Aus, vorbei der Tag hatte mit dem Verhandlungsausstieg der Neos begonnen. Seit Mitte November hatten ÖVP, SPÖ und Neos eine „Ampel-Koalition“ verhandelt. Am Freitag kurz nach 10.30 Uhr – 96 Tage nach der Nationalratswahl – war Schluss. Nach der Marathon-Verhandlung am Donnerstagabend zog Neos-Chefin Beate Meinl-Reisinger die Notbremse. ÖVP und SPÖ hätten keine Bereitschaft zu Reformen gehabt, etwa bei Pensionen – vor allem in der SPÖ sei der Widerstand zu groß.

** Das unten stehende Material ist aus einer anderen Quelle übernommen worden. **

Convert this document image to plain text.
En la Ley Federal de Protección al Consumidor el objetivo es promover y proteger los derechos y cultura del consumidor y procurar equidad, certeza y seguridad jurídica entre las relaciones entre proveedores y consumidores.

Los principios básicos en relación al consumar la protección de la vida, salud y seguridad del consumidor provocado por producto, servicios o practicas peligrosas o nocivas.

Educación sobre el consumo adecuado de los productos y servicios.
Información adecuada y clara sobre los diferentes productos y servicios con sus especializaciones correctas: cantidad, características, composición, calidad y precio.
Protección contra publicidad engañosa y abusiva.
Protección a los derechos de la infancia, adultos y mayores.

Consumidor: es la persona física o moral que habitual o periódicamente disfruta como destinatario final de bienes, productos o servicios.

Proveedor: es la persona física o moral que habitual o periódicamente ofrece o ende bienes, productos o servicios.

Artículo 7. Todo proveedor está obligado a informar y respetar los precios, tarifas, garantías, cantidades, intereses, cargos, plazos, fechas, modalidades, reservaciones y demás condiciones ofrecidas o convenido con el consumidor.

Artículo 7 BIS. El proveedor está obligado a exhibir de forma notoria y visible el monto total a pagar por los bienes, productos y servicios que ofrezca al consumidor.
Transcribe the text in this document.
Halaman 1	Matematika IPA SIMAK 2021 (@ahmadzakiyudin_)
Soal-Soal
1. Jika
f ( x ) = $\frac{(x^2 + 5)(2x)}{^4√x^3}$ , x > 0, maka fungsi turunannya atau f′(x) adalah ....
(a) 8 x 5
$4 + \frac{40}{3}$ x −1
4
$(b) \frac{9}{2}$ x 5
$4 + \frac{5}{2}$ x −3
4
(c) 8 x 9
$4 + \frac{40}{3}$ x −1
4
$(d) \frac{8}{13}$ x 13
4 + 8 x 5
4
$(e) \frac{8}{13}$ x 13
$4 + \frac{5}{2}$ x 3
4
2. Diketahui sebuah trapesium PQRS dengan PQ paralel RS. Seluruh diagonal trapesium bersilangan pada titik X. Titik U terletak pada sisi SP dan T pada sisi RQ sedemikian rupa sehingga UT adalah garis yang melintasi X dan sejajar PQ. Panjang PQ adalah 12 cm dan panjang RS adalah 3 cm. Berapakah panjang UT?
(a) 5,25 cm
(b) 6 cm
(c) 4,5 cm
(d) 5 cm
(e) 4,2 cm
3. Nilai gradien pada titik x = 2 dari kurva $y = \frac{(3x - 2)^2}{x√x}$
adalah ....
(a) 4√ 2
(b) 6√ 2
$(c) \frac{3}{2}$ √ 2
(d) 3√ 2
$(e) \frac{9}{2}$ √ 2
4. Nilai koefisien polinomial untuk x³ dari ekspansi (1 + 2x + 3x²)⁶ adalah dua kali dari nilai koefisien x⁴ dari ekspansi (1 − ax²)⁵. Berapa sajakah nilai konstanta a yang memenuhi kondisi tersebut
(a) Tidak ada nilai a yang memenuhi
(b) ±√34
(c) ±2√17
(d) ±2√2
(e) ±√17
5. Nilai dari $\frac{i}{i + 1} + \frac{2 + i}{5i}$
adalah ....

Auf falschem Fuß erwischt. Meinl hatte ihr Verhandlungsgegenüber Karl Nehammer (ÖVP) sowie Andreas Babler (SPÖ) erst in der Früh informiert – und damit völlig auf dem falschen Fuß erwischt.
Angst vor pinken Mitgliedern. „Am Donnerstagabend war von Abbruch keine Rede“, erfuhr oe24 aus Verhandlerkreisen. Tatsächlich hatte Meinl das Ampel-Aus erst im Lauf der Nacht intern fixiert – Hauptbeweggrund dürfte die Befürchtung gewesen sein, dass die 3.000 Neos-Mitglieder einen lahmen Koalitionspakt hätten kippen können.
Meinls Angebot. Allerdings: Die Neos-Chefin machte ÖVP und SPÖ das Angebot, bereits ausgemachte Reformen – etwa bei der Bildung – im Parlament mitzutragen. Denn ÖVP und SPÖ könnten ja im Nationalrat mit einer hauchdünnen Mehrheit auch ohne Neos regieren.
ÖVP gegen SPÖ – aber alle beim Präsidenten
Schlammschlacht. Doch danach sah es zunächst gar nicht aus – im Gegenteil: Die ÖVP – die wegen ihrem Nein zu einem Kanzler Kickl eigentlich keine Alternative hat – ging gegen den einzigen möglichen Partner frontal an und machte „Teile der SPÖ“ – gemeint war Babler – für den Neos-Ausstieg verantwortlich. Bablers Parteimanager griff seinerseits die Neos an, die „Angst vor Verantwortung“ gehabt hätten.
Köpferauchen bei VdB. Bundespräsident Alexander Van der Bellen rief die drei Parteichefs zu sich – und bei einem stundenlangen Termin rauchten die Köpfe. Danach folgte längeres Schweigen – bis nach der Reihe Nehammer, Babler und dann VdB Stellung bezogen.
Kanzler Nehammer postete – nachdem er vom ÖVP-Vorstand Rückendeckung bekam – ein Video, in dem er die Neos-Entscheidung „bedauere“. Er wolle weiter Verantwortung übernehmen – aber „nicht um jeden Preis“.
SPÖ-Chef Babler trat am Abend vor die Presse und betonte: „Die Hand ist ausgestreckt“ – daraufhin gab auch die ÖVP grünes Licht: Die Verhandlungen gehen nun zu zweit weiter. Genau das verkündete dann auch der Bundespräsident: ÖVP und SPÖ würden weiter verhandeln – „und das unverzüglich“. Soll wohl heißen: Auch VdB wird schön langsam ungeduldig.